Richard C. Emery, U.S. Navy
May 26, 1946

“The way of the present ‘peace’ is that our overwhelming production just plain wore out the enemy. It seems sure probable to me that we will have another war within the next 10 years, but I sincerely hope that as a starter, everyone will be afraid of the next guy so much that peace will be enforced and that gradually some such organization as the UN will become powerful enough to continue peace.”

What will be your responsibility for the future of our country when you will return to civilian life/now that you are out of uniform?

Donzel Betts, U.S. Army
April 15, 1946
Ann Arbor

“… to be forever and constantly on the alert to keep our country from following a course that will lead us to another war. I should be ever ready to support or secure by legislative action those laws which will preserve those principles of right for which we fought and many died. Especially I consider it my duty to keep oncoming generations informed that war is not glorious nor noble. That the life of a soldier is not desirable. And, that in war everyone loses; there is no victor in war.”

John Sterling Chase, U.S. Army
April 15, 1946

“The primary civic responsibility of all people, not just returned servicemen, is to study the issues involved in all governmental activities, and to know what candidates really stand for and what actions they will take, if elected to various offices of government, and then to always exert their influence at least by casting a vote in all elections.”
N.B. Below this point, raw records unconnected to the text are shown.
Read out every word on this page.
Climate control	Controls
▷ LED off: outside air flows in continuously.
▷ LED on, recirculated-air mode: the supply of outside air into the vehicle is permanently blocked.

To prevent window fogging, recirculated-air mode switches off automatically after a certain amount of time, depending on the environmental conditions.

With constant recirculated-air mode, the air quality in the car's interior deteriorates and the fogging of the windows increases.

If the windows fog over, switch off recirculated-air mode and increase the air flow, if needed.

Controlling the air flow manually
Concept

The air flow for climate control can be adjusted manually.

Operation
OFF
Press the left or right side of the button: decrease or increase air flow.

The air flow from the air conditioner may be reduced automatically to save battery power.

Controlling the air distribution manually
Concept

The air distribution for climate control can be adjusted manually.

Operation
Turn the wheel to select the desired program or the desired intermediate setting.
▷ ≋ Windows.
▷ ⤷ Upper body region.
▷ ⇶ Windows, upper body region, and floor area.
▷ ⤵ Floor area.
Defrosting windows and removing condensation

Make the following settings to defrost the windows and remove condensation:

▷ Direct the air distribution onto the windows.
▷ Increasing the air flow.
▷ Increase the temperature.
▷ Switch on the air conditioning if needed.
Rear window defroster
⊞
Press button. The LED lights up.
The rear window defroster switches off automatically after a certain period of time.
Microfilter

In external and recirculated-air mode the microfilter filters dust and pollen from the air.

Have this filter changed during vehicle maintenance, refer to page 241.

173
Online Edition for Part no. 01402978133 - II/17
Next chapter: Ruth Buchanan Biography
 

Chapter 9

Ruth Buchanan Biography

Chapter 9

Ruth Buchanan Biography

  • Born Ruth Bacon in May 1882 in Harbor Beach, Mich. Her father, Elbridge Bacon, was an attorney who later moved his family to Detroit.
  • Attended Michigan State Normal College, today known as Eastern Michigan University.
  • Housemother of U-M’s first cooperative house, an all-male residence known as the Socialist House, which opened in 1932. She told the Detroit News: “I have always been interested in boys, especially the ones who work their way through college.” Today, an Inter-Cooperative Council house at 321 N. Thayer St. is called Ruth’s House, honoring Buchanan and former ICC President Ruth Bluck.
  • Younger brother, Elbridge F. Bacon, earned a U-M degree in aeronautical engineering in 1922.
  • Although divorced from their father, her three stepsons lived with her while attending U-M. Alexander D. Buchanan graduated in 1923 with a degree in aeronautical engineering; Charles D. Buchanan earned his degree in German in 1925; and Bruce Buchanan earned a civil engineering degree in 1926.
  • Member of the Daughters of the American Revolution and the International Order of The King’s Daughters and Sons.
  • In her mid-40s, she enrolled in U-M classes in architecture, art, journalism and drama “to catch up on some courses I had missed earlier.”
  • Wrote several plays that were later performed by U-M students with the Wesley Players.
  • Collected stamps.
  • President of the Washtenaw County Federation of Women’s Clubs.
  • Sang alto with the University Choral Union.
  • Retired from U-M in 1950.
  • Died April 20, 1953, and is buried in Forest Hill Cemetery in Ann Arbor.